Stages of Grieving     

Though there is no set process for grieving, there are some common stages which people often experience following a loss.  These stages should not be viewed as a step by step process to be experienced by all people the same way. Some people skip stages or return to stages throughout the grieving process. All stages seem to be within us at all times, yet at different times throughout the grieving process we may experience one stage as being more dominant. Death, dying and loss is seldom talked about in our society. These stages allow the individual to normalize their thoughts and feelings associated with the loss and to recognize that their strong reactions or lack of reactions to the loss are okay. They are not an indication that there is "something wrong with" or "crazy" about the person experiencing the reactions. The stages are used to guide people to better understand what they are experiencing.    

A pioneer in the study of grief, loss, death and dying, Elisabeth Kubler-Ross describes these stages as follows:

Denial: Often seen as the first stage and viewed as a protective reaction to the loss and accompanying changes that follow the loss (i.e. moving, lifestyle changes). If the full impact of the loss hits all at once it might produce physical and psychological overload for us. Rejecting that the loss has occurred allows the realization of the loss to be gradually accepted.

Anger: Often viewed as the second stage, anger is a secondary feeling that protects us from experiencing our true underlying feelings such as hurt, loss, and sadness. Also the anger may be a result of underlying feelings of abandonment. We may experience anger towards the person or the object of loss or others associated with the loss. This anger may be expressed at times regardless of whether others had any control over the loss occurring (i.e. terminal illness). Sometimes guilt occurs at this point as the person feels they should not be angry towards the person who has left them. Having anger is normal.

Bargaining: Often called the third stage, bargaining is sometimes referred to as the searching stage. The person tries to think of everything possible to change the loss from occurring or to prevent another loss from occurring in the future. For example, "I'll stop drinking/yelling if you come back to the relationship", or "I will stop smoking, I promise, if this cancer does not keep spreading." This is a stage when the person tries to make sense of or gain some control over the experience. Long term difficulties can occur here if the person avoids acknowledging their feelings or swears to themselves not to trust others in future relationships so as to avoid being hurt again.

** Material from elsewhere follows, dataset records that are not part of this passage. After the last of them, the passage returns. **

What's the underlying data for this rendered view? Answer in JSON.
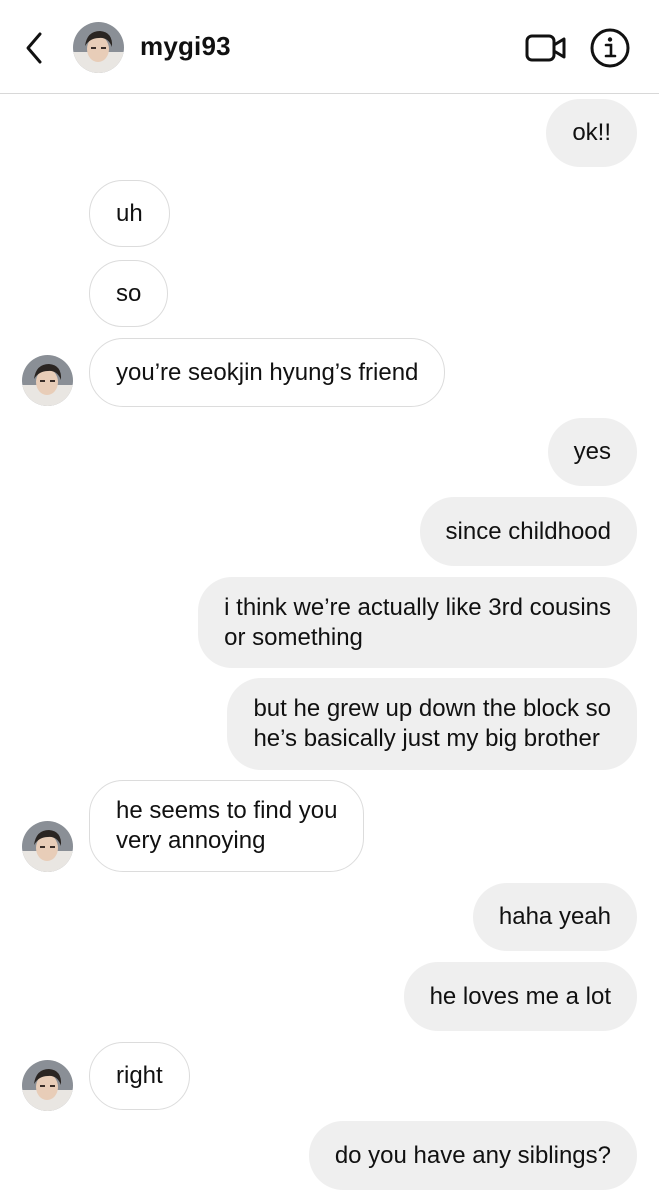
{
  "header": {
    "username": "mygi93",
    "back_icon": "chevron-left-icon",
    "avatar_icon": "profile-avatar",
    "video_icon": "video-camera-icon",
    "info_icon": "info-icon"
  },
  "messages": [
    {
      "from": "me",
      "text": "ok!!"
    },
    {
      "from": "them",
      "text": "uh"
    },
    {
      "from": "them",
      "text": "so"
    },
    {
      "from": "them",
      "text": "you’re seokjin hyung’s friend"
    },
    {
      "from": "me",
      "text": "yes"
    },
    {
      "from": "me",
      "text": "since childhood"
    },
    {
      "from": "me",
      "text": "i think we’re actually like 3rd cousins\nor something"
    },
    {
      "from": "me",
      "text": "but he grew up down the block so\nhe’s basically just my big brother"
    },
    {
      "from": "them",
      "text": "he seems to find you\nvery annoying"
    },
    {
      "from": "me",
      "text": "haha yeah"
    },
    {
      "from": "me",
      "text": "he loves me a lot"
    },
    {
      "from": "them",
      "text": "right"
    },
    {
      "from": "me",
      "text": "do you have any siblings?"
    }
  ],
  "colors": {
    "outgoing_bubble": "#efefef",
    "incoming_border": "#dcdcdc",
    "text": "#111111"
  }
}
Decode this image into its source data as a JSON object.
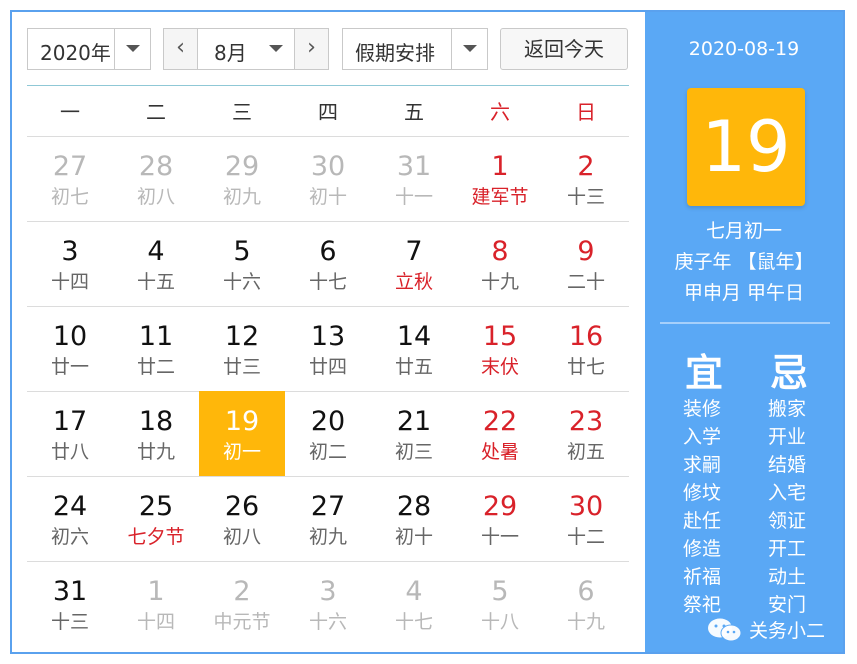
{
  "toolbar": {
    "year": "2020年",
    "month": "8月",
    "prev_glyph": "‹",
    "next_glyph": "›",
    "holiday": "假期安排",
    "today": "返回今天"
  },
  "weekdays": [
    "一",
    "二",
    "三",
    "四",
    "五",
    "六",
    "日"
  ],
  "days": [
    {
      "d": "27",
      "l": "初七",
      "other": true
    },
    {
      "d": "28",
      "l": "初八",
      "other": true
    },
    {
      "d": "29",
      "l": "初九",
      "other": true
    },
    {
      "d": "30",
      "l": "初十",
      "other": true
    },
    {
      "d": "31",
      "l": "十一",
      "other": true
    },
    {
      "d": "1",
      "l": "建军节",
      "fest": true
    },
    {
      "d": "2",
      "l": "十三"
    },
    {
      "d": "3",
      "l": "十四"
    },
    {
      "d": "4",
      "l": "十五"
    },
    {
      "d": "5",
      "l": "十六"
    },
    {
      "d": "6",
      "l": "十七"
    },
    {
      "d": "7",
      "l": "立秋",
      "fest": true
    },
    {
      "d": "8",
      "l": "十九"
    },
    {
      "d": "9",
      "l": "二十"
    },
    {
      "d": "10",
      "l": "廿一"
    },
    {
      "d": "11",
      "l": "廿二"
    },
    {
      "d": "12",
      "l": "廿三"
    },
    {
      "d": "13",
      "l": "廿四"
    },
    {
      "d": "14",
      "l": "廿五"
    },
    {
      "d": "15",
      "l": "末伏",
      "fest": true
    },
    {
      "d": "16",
      "l": "廿七"
    },
    {
      "d": "17",
      "l": "廿八"
    },
    {
      "d": "18",
      "l": "廿九"
    },
    {
      "d": "19",
      "l": "初一",
      "today": true
    },
    {
      "d": "20",
      "l": "初二"
    },
    {
      "d": "21",
      "l": "初三"
    },
    {
      "d": "22",
      "l": "处暑",
      "fest": true
    },
    {
      "d": "23",
      "l": "初五"
    },
    {
      "d": "24",
      "l": "初六"
    },
    {
      "d": "25",
      "l": "七夕节",
      "fest": true
    },
    {
      "d": "26",
      "l": "初八"
    },
    {
      "d": "27",
      "l": "初九"
    },
    {
      "d": "28",
      "l": "初十"
    },
    {
      "d": "29",
      "l": "十一"
    },
    {
      "d": "30",
      "l": "十二"
    },
    {
      "d": "31",
      "l": "十三"
    },
    {
      "d": "1",
      "l": "十四",
      "other": true
    },
    {
      "d": "2",
      "l": "中元节",
      "other": true
    },
    {
      "d": "3",
      "l": "十六",
      "other": true
    },
    {
      "d": "4",
      "l": "十七",
      "other": true
    },
    {
      "d": "5",
      "l": "十八",
      "other": true
    },
    {
      "d": "6",
      "l": "十九",
      "other": true
    }
  ],
  "panel": {
    "date": "2020-08-19",
    "day": "19",
    "lunar": "七月初一",
    "year_line": "庚子年 【鼠年】",
    "ganzhi": "甲申月 甲午日",
    "yi_title": "宜",
    "ji_title": "忌",
    "yi": [
      "装修",
      "入学",
      "求嗣",
      "修坟",
      "赴任",
      "修造",
      "祈福",
      "祭祀"
    ],
    "ji": [
      "搬家",
      "开业",
      "结婚",
      "入宅",
      "领证",
      "开工",
      "动土",
      "安门"
    ],
    "watermark": "关务小二"
  },
  "colors": {
    "accent": "#5aa8f5",
    "today": "#ffb70a",
    "holiday_red": "#d9222a"
  }
}
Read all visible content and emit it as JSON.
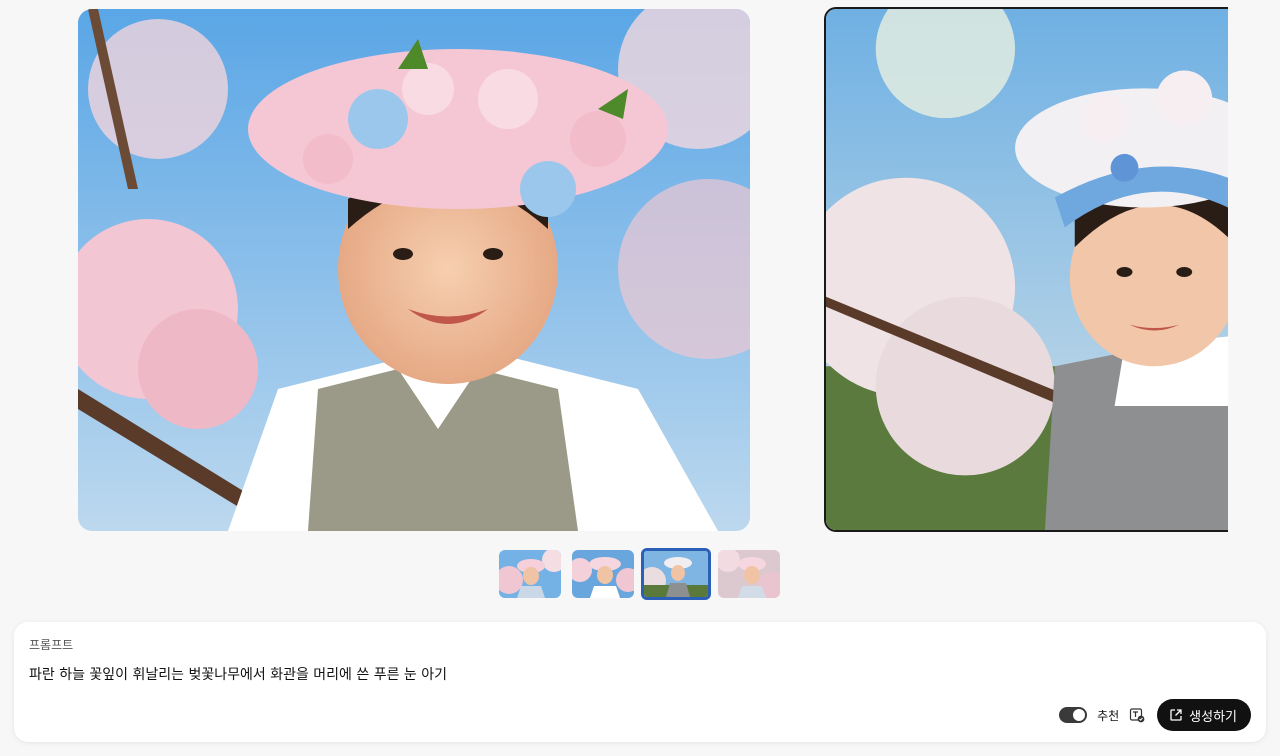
{
  "gallery": {
    "main_image_alt": "",
    "thumbnails": [
      {
        "selected": false
      },
      {
        "selected": false
      },
      {
        "selected": true
      },
      {
        "selected": false
      }
    ]
  },
  "prompt": {
    "label": "프롬프트",
    "text": "파란 하늘 꽃잎이 휘날리는 벚꽃나무에서 화관을 머리에 쓴 푸른 눈 아기"
  },
  "controls": {
    "recommend_label": "추천",
    "recommend_toggle_on": true,
    "generate_label": "생성하기"
  },
  "icons": {
    "recommend": "prompt-suggest-icon",
    "generate": "external-edit-icon"
  },
  "colors": {
    "background": "#f7f7f7",
    "selected_thumb_border": "#2c5fb8",
    "button_bg": "#111111"
  }
}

Depression: This is the most common stage of grieving. The person may withdraw from others, cry a lot, and question the meaning of life. Though this is a hurtful, upsetting stage, it is also an important, healing stage. The person begins to release pent up emotions and begins to better understand how the loss has affected him/her. The person begins to integrate the loss as real and have reached a point within themselves to experience the full impact of the loss. This is a significant shift from the denial stage where the person outwardly rejected the loss as occurring. Common examples here are: "What's the point of things?"  "Why is this happening to me?", "I hate feeling this way", "I have no energy." The person withdraws here as they need energy to process the loss.

Acceptance: This is the final stage. The person has begun to understand and accept the loss and starts to reorganize their life, recognizing that they must continue with their own life. The person may begin to let go of the loss, change his/her priorities in life. With time the person begins to re-experience pleasure and the intensity of the loss begins to lessen.

How Long Does Grieving Take?

Often people want to grieve as quickly as possible. There are many reasons for this. Canadian culture does not often discuss issues related to death and dying, making it seem that taking too much time to grieve is a sign of poor adjustment. Secondly, individuals may deny how they or may bargain with themselves to avoid feeling the hurt and pain associated with the loss. Thirdly, the individual may have unrealistic beliefs about the length of time needed for grieving and what is normal grieving following a substantial loss.

Grieving takes time! It is usually six months before a grieving individual stops thinking daily about the death of someone close to them or about another significant loss. In some cases, the grieving may last for periods of a year to eighteen months. Again there is no set timeframe for grieving. In all cases if the grieving process seems too intense and you feel it is lasting too long consult with your doctor or a counsellor for assistance.